I actually do that, but in addition I multiply the characters' hitpoints by that same number. It allows really heroic characters!
 

Khaim

First Post
MindWanderer said:
It was reverse-engineered from the preview characters:

Start at 8.
1 point cost per increase from 9 to 13.
2 point cost per increase from 14 to 16.
Cost of a 17 is unknown, but it costs 7 points to increase a 16 up to an 18.
17 is 3, 18 is 4. (You could have guessed that.)

What's not obvious is that five stats start at 10 instead of 8; the sixth is still 8. Then it's 22 points on top of that, plus racials.

This actually gives you fairly good scores. Not amazingly so, but you'll probably have an 18 in your primary (unless you took a race that doesn't give a bonus to it- but why would you do that?). A 19 is possible, but it'll cost you a bit. Starting with a 20 (buy an 18 and add a racial bonus) hurts your other stats, hard. As it should!
 

Ipissimus

First Post
I've DMed for a long time. Having honestly concocted, ran and killed more PCs than I can remember, from my experience, I can't say that high ability scores have an appreciable effect on gameplay, except that a low score in a primary stat is frustrating for a player.

I've played against some of the most min/maxed, optimized, characters and I've played with seriously nerfed and practically useless PCs. The only truth I've found is that they all die just as easy.

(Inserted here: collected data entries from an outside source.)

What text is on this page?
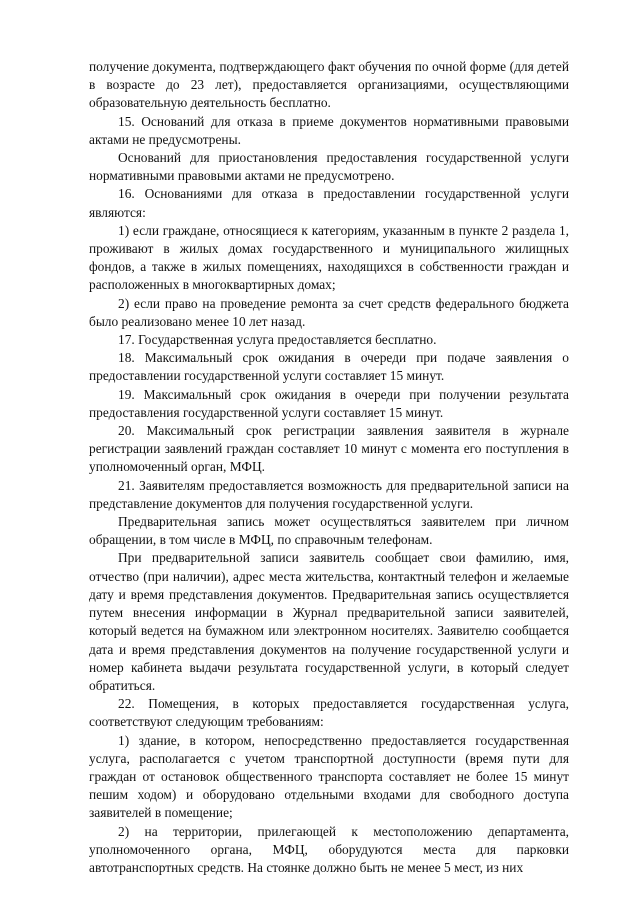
получение документа, подтверждающего факт обучения по очной форме (для детей в возрасте до 23 лет), предоставляется организациями, осуществляющими образовательную деятельность бесплатно.

15. Оснований для отказа в приеме документов нормативными правовыми актами не предусмотрены.

Оснований для приостановления предоставления государственной услуги нормативными правовыми актами не предусмотрено.

16. Основаниями для отказа в предоставлении государственной услуги являются:

1) если граждане, относящиеся к категориям, указанным в пункте 2 раздела 1, проживают в жилых домах государственного и муниципального жилищных фондов, а также в жилых помещениях, находящихся в собственности граждан и расположенных в многоквартирных домах;

2) если право на проведение ремонта за счет средств федерального бюджета было реализовано менее 10 лет назад.

17. Государственная услуга предоставляется бесплатно.

18. Максимальный срок ожидания в очереди при подаче заявления о предоставлении государственной услуги составляет 15 минут.

19. Максимальный срок ожидания в очереди при получении результата предоставления государственной услуги составляет 15 минут.

20. Максимальный срок регистрации заявления заявителя в журнале регистрации заявлений граждан составляет 10 минут с момента его поступления в уполномоченный орган, МФЦ.

21. Заявителям предоставляется возможность для предварительной записи на представление документов для получения государственной услуги.

Предварительная запись может осуществляться заявителем при личном обращении, в том числе в МФЦ, по справочным телефонам.

При предварительной записи заявитель сообщает свои фамилию, имя, отчество (при наличии), адрес места жительства, контактный телефон и желаемые дату и время представления документов. Предварительная запись осуществляется путем внесения информации в Журнал предварительной записи заявителей, который ведется на бумажном или электронном носителях. Заявителю сообщается дата и время представления документов на получение государственной услуги и номер кабинета выдачи результата государственной услуги, в который следует обратиться.

22. Помещения, в которых предоставляется государственная услуга, соответствуют следующим требованиям:

1) здание, в котором, непосредственно предоставляется государственная услуга, располагается с учетом транспортной доступности (время пути для граждан от остановок общественного транспорта составляет не более 15 минут пешим ходом) и оборудовано отдельными входами для свободного доступа заявителей в помещение;

2) на территории, прилегающей к местоположению департамента, уполномоченного органа, МФЦ, оборудуются места для парковки автотранспортных средств. На стоянке должно быть не менее 5 мест, из них
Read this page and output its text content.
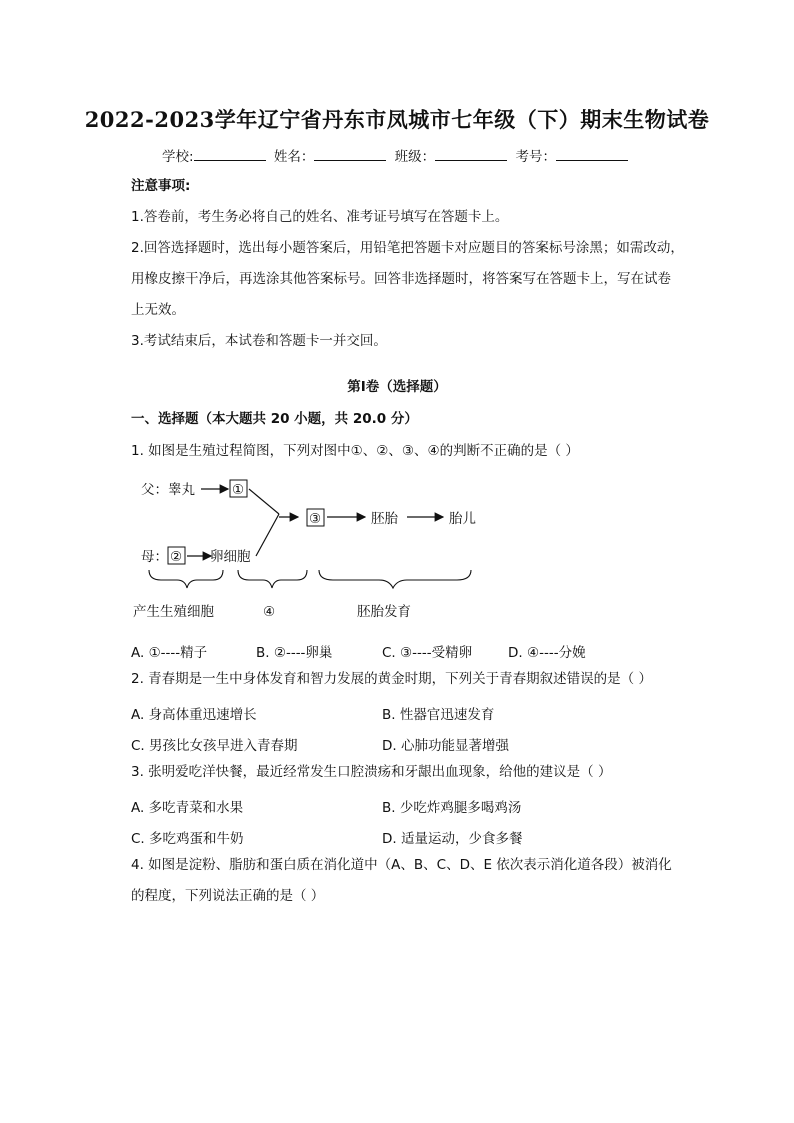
2022-2023学年辽宁省丹东市凤城市七年级（下）期末生物试卷
学校:	姓名：	班级：	考号：
注意事项:
1.答卷前，考生务必将自己的姓名、准考证号填写在答题卡上。
2.回答选择题时，选出每小题答案后，用铅笔把答题卡对应题目的答案标号涂黑；如需改动，
用橡皮擦干净后，再选涂其他答案标号。回答非选择题时，将答案写在答题卡上，写在试卷
上无效。
3.考试结束后，本试卷和答题卡一并交回。
第I卷（选择题）
一、选择题（本大题共 20 小题，共 20.0 分）
1. 如图是生殖过程简图，下列对图中①、②、③、④的判断不正确的是（ ）
父：睾丸	①
③	胚胎	胎儿
母： ② 卵细胞
产生生殖细胞	④	胚胎发育
A. ①----精子	B. ②----卵巢	C. ③----受精卵	D. ④----分娩
2. 青春期是一生中身体发育和智力发展的黄金时期，下列关于青春期叙述错误的是（ ）
A. 身高体重迅速增长	B. 性器官迅速发育
C. 男孩比女孩早进入青春期	D. 心肺功能显著增强
3. 张明爱吃洋快餐，最近经常发生口腔溃疡和牙龈出血现象，给他的建议是（ ）
A. 多吃青菜和水果	B. 少吃炸鸡腿多喝鸡汤
C. 多吃鸡蛋和牛奶	D. 适量运动，少食多餐
4. 如图是淀粉、脂肪和蛋白质在消化道中（A、B、C、D、E 依次表示消化道各段）被消化
的程度，下列说法正确的是（ ）
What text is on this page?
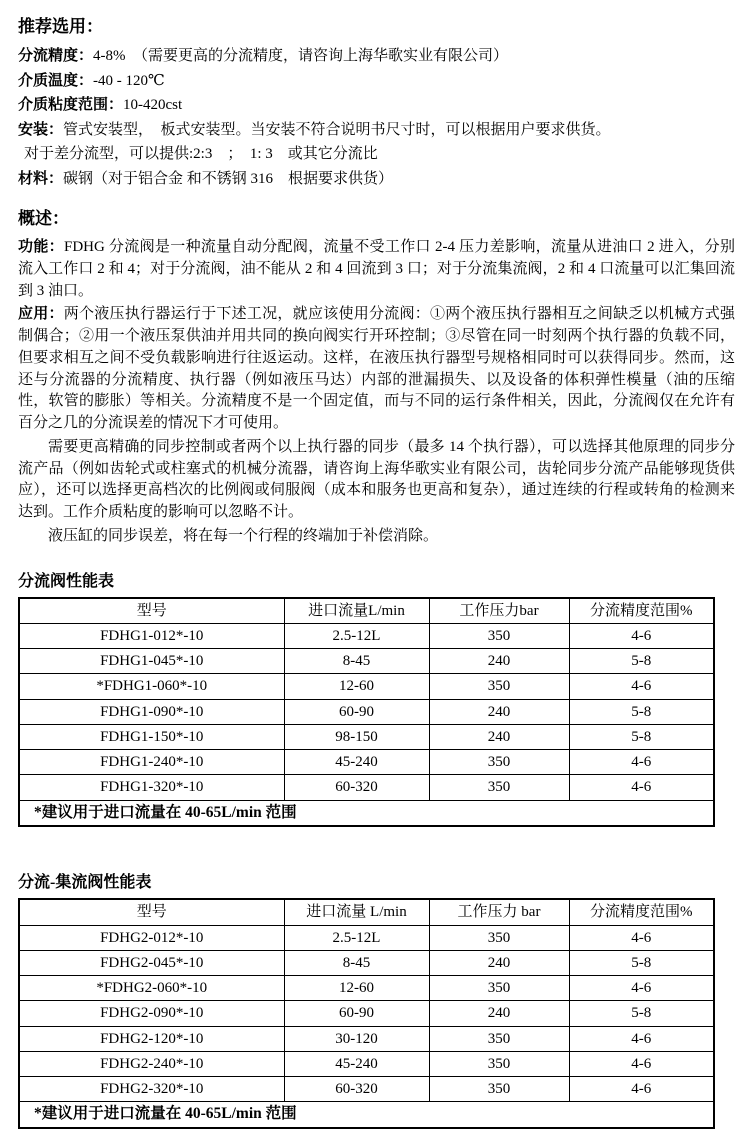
推荐选用：
分流精度：4-8%　（需要更高的分流精度，请咨询上海华歌实业有限公司）
介质温度：-40 - 120℃
介质粘度范围：10-420cst
安装：管式安装型，　板式安装型。当安装不符合说明书尺寸时，可以根据用户要求供货。
对于差分流型，可以提供:2:3　；　1: 3　或其它分流比
材料：碳钢（对于铝合金 和不锈钢 316　根据要求供货）
概述：

功能：FDHG 分流阀是一种流量自动分配阀，流量不受工作口 2-4 压力差影响，流量从进油口 2 进入，分别流入工作口 2 和 4；对于分流阀，油不能从 2 和 4 回流到 3 口；对于分流集流阀，2 和 4 口流量可以汇集回流到 3 油口。

应用：两个液压执行器运行于下述工况，就应该使用分流阀：①两个液压执行器相互之间缺乏以机械方式强制偶合；②用一个液压泵供油并用共同的换向阀实行开环控制；③尽管在同一时刻两个执行器的负载不同，但要求相互之间不受负载影响进行往返运动。这样，在液压执行器型号规格相同时可以获得同步。然而，这还与分流器的分流精度、执行器（例如液压马达）内部的泄漏损失、以及设备的体积弹性模量（油的压缩性，软管的膨胀）等相关。分流精度不是一个固定值，而与不同的运行条件相关，因此，分流阀仅在允许有百分之几的分流误差的情况下才可使用。

需要更高精确的同步控制或者两个以上执行器的同步（最多 14 个执行器），可以选择其他原理的同步分流产品（例如齿轮式或柱塞式的机械分流器，请咨询上海华歌实业有限公司，齿轮同步分流产品能够现货供应），还可以选择更高档次的比例阀或伺服阀（成本和服务也更高和复杂），通过连续的行程或转角的检测来达到。工作介质粘度的影响可以忽略不计。

液压缸的同步误差，将在每一个行程的终端加于补偿消除。

分流阀性能表
型号	进口流量L/min	工作压力bar	分流精度范围%
FDHG1-012*-10	2.5-12L	350	4-6
FDHG1-045*-10	8-45	240	5-8
*FDHG1-060*-10	12-60	350	4-6
FDHG1-090*-10	60-90	240	5-8
FDHG1-150*-10	98-150	240	5-8
FDHG1-240*-10	45-240	350	4-6
FDHG1-320*-10	60-320	350	4-6
*建议用于进口流量在 40-65L/min 范围			
分流-集流阀性能表
型号	进口流量 L/min	工作压力 bar	分流精度范围%
FDHG2-012*-10	2.5-12L	350	4-6
FDHG2-045*-10	8-45	240	5-8
*FDHG2-060*-10	12-60	350	4-6
FDHG2-090*-10	60-90	240	5-8
FDHG2-120*-10	30-120	350	4-6
FDHG2-240*-10	45-240	350	4-6
FDHG2-320*-10	60-320	350	4-6
*建议用于进口流量在 40-65L/min 范围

I can see the point of point buy (no pun intended) if you're running a PC through a tournament, the RPGA or over the net. But as long as the stats remain within the usual range, who cares? Get too uppity and the DM can always squash you like a bug and six 18s ain't gonna stop that.

Oh, and if you're feeling a little constrained in character choices with 22 point buy in 4e, I find 32 point buy a bit more flexible particularly if people want to multiclass.
 

mattdm

First Post
Khaim said:
This actually gives you fairly good scores. Not amazingly so, but you'll probably have an 18 in your primary (unless you took a race that doesn't give a bonus to it- but why would you do that?). A 19 is possible, but it'll cost you a bit. Starting with a 20 (buy an 18 and add a racial bonus) hurts your other stats, hard. As it should!

This paragraph basically should be added to the PHB as an errata.
 


Ahglock

First Post
Khaim said:
17 is 3, 18 is 4. (You could have guessed that.)

What's not obvious is that five stats start at 10 instead of 8; the sixth is still 8. Then it's 22 points on top of that, plus racials.

This actually gives you fairly good scores. Not amazingly so, but you'll probably have an 18 in your primary (unless you took a race that doesn't give a bonus to it- but why would you do that?). A 19 is possible, but it'll cost you a bit. Starting with a 20 (buy an 18 and add a racial bonus) hurts your other stats, hard. As it should!

While this is true, I would not add the value judgment to the end of it. Why should it hurt your other stats hard, is your play style some how inherently superior to others? Somehow I doubt that you method of fun is somehow better than another groups method of fun.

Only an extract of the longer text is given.